Alcohol metabolism results in the production of acetaldehyde, a compound that is much more toxic than ethanol itself. Hepatic aldehyde dehydrogenase (ALDH) is the main enzymatic system responsible for acetaldehyde clearance from the hepatocyte. The objective of this study was to determine the modifications in ALDH activity due to chronic alcohol abuse and liver disease. ALDH activity was determined in samples of liver tissue from 69 alcoholic and 82 nonalcoholic subjects, with and without liver disease. According to the results of liver pathology examination, alcoholic patients were classified into the following groups: controls, with no liver disease (group 1), noncirrhotic liver disease patients (group 2), and cirrhotics (group 3). Nonalcoholic subjects were categorized, using the same criteria, into groups 4, 5, and 6, respectively. ALDH activity was determined spectrophotometrically at two substrate concentrations: 18 mM for total activity and 180 microM for low Km activity. High Km activity was calculated by subtracting the low Km activity value from that of total ALDH activity. Results obtained in each group were expressed as the mean +/- SD of mU of g of wet weight. There were no significant differences when the total ALDH activity from the alcoholic and the nonalcoholic patients with a similar degree of liver pathology were compared: group 1, 1257 +/- 587 vs. group 4, 1328.1 +/- 546.2 (p: NS); group 2, 919.1 +/- 452.4 vs. group 5, 753.5 +/- 412 (p: NS); and group 3, 430.2 +/- 162.4 vs. group 6, 473.2 +/- 225.3 (p: NS). On the other hand, total ALDH activity was significantly lower in cirrhotics than in controls, both among alcoholics (p < 0.01) and among nondrinkers (p < 0.05). The low Km activity was severely reduced in cirrhotics, both alcoholics and nonalcoholics (p < 0.01). High Km activities in cirrhotic patients were low, compared to controls, both in alcoholics and nonalcoholics, although the difference was nonsignificant. The results of the present study suggests that chronic alcohol abuse does not depress ALDH activity. A reduction in the ALDH activity detected in patients with severe liver disease (cirrhotics) was clearly a consequence of liver damage. This reduction was due mainly to a decrease of the low Km ALDH activity, but a trend to a decrease in the high Km ALDH activity was also detected.

Aldehyde dehydrogenase (E.C. 1.2.1.3) in chronic alcoholic liver diseases.
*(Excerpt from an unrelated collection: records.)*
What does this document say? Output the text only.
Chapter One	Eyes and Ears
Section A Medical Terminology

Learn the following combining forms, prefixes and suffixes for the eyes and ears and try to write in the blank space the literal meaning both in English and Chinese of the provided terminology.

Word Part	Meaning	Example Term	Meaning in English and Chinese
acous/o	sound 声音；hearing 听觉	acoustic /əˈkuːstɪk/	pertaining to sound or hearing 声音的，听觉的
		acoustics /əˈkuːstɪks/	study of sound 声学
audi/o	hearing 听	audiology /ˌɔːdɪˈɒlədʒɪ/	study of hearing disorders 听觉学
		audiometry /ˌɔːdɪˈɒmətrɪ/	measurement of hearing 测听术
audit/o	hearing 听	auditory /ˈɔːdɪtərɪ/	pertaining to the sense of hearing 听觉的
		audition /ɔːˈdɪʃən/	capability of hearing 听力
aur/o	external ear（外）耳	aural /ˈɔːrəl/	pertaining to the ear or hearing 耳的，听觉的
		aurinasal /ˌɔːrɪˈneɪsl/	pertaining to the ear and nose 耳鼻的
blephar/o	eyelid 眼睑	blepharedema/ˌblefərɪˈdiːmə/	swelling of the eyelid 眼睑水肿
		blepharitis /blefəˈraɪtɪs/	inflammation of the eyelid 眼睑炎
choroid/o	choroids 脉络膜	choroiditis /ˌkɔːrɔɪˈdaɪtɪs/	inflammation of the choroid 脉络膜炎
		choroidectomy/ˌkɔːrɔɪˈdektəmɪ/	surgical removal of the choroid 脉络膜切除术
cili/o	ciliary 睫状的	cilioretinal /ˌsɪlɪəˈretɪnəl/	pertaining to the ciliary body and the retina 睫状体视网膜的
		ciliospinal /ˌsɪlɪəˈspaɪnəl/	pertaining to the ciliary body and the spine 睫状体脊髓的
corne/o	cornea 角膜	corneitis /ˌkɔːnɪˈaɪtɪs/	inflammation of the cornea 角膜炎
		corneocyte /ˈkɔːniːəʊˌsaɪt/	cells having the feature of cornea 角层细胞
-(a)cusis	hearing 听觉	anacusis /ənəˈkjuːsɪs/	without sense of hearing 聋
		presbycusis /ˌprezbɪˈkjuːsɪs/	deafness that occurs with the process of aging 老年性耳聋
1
Acetaldehyde dehydrogenase (ALDH) activity in liver biopsy specimens was considerably reduced in alcoholic cirrhosis (n = 5), elevated in alcoholic fatty liver (n = 11)--probably due to enzyme induction--only slightly elevated in alcoholic hepatitis (n = 6), but unaffected in non-alcoholic liver diseases (n = 23) in comparison with specimens obtained from patients with minimal liver lesions. We will argue as a working hypothesis that alcoholics with induced ALDH activity will mainly develop fatty liver, whereas reduced hepatic ALDH appears to be a reason for elevated acetaldehyde levels followed by additional liver injury and progression at least for alcoholic cirrhosis.